A request for proposals on the project is scheduled to be posted on the state’s website this morning, officials from the Tennessee Department of Environment and Conservation confirmed Tuesday.

TDEC officials met with the park’s full-time employees at the conference center Monday to discuss how the building project and subsequent privatization will affect the 48 full-time hospitality workers at the park.

“People are mad,” Van Buren County Mayor Greg Wilson said. “The employees are mad.”

TDEC Deputy Commissioner Brock Hill said Tuesday the state plans to identify its top proposal in late March or early April and that demolition of the 44-year-old building could begin by next December.

Hill called it a $22 million project that will benefit the local, regional and state economy as a company enters to operate the park with “a private sector business model.”

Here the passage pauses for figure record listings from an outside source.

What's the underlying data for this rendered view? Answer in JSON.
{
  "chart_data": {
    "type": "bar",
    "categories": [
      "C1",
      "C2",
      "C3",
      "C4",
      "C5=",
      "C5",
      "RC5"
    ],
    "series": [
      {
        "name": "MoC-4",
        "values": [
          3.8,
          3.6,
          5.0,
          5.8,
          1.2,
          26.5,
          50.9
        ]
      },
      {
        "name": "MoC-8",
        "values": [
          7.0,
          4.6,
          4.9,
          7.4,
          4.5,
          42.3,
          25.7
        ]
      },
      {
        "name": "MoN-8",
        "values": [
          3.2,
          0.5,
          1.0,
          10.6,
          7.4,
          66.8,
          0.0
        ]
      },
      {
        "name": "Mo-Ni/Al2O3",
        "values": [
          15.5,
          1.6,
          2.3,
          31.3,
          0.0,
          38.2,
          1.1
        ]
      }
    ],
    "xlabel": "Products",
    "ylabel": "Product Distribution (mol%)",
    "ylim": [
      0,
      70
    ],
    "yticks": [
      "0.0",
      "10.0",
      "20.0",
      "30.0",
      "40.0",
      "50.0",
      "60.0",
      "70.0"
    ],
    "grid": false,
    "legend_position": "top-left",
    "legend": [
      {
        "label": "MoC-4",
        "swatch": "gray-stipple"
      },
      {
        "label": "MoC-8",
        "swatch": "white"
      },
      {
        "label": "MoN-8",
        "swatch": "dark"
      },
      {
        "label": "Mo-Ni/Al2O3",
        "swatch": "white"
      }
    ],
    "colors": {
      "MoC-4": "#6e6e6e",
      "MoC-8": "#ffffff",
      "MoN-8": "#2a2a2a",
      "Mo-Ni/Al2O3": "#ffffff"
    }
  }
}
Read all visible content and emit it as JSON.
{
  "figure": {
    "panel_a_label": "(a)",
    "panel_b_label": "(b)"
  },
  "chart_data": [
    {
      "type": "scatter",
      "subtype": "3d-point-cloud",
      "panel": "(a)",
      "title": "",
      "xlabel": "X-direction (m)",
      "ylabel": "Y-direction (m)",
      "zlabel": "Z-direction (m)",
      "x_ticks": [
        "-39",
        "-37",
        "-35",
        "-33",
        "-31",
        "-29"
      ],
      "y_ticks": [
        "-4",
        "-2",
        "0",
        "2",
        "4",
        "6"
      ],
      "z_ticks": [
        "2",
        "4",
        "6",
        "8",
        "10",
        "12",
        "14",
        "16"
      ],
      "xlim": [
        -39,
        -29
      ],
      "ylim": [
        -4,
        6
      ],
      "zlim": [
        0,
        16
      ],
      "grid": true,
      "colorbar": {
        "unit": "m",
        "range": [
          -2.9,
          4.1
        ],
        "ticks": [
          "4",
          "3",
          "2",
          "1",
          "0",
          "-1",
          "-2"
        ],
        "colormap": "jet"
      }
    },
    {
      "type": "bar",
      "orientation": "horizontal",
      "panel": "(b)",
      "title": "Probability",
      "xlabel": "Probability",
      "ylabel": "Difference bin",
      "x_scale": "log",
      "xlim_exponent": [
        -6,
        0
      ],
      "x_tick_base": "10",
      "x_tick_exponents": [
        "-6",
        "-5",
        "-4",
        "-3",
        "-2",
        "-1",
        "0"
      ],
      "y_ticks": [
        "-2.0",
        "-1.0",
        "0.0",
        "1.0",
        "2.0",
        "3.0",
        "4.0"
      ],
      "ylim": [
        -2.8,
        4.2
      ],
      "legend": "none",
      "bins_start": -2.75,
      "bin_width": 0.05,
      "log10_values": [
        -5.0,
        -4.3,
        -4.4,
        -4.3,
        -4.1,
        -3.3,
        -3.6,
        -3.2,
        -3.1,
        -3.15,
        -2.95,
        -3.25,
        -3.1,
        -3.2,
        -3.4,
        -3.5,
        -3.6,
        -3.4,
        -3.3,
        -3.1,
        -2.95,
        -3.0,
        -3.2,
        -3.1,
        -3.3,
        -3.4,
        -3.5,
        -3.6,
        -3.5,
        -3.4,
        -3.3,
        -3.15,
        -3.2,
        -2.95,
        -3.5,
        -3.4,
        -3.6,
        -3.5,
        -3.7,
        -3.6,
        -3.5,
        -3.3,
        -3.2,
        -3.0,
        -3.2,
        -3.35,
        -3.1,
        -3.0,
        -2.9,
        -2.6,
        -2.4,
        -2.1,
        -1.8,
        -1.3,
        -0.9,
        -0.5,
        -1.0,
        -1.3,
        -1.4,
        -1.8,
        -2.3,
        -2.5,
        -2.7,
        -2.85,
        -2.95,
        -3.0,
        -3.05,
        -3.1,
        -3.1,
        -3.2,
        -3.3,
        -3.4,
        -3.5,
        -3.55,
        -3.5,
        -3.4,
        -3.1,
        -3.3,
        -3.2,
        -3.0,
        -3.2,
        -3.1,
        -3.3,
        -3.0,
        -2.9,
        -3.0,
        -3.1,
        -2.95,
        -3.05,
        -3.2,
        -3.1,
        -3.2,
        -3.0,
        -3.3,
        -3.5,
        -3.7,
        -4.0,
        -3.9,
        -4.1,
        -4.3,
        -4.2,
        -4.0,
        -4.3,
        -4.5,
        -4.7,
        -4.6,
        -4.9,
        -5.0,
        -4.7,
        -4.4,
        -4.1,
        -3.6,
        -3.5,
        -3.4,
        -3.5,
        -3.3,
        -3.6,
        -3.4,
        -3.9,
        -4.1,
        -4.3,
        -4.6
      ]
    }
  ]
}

Opponents of the project argue that state parks are not intended to be profit centers and that extensive renovation at the inn would be a more cost-effective solution to falling occupancy rates.

Tennessee State Employees Association Executive Director Randy Stamps said Tuesday that he is “mystified” the state wants to tear the inn down, adding he expects there to be legislative hearings about the matter when the Tennessee General Assembly reconvenes next year…. “I do know there are some legislators who had no clue the money allotted to parks in the budget would be used this way.”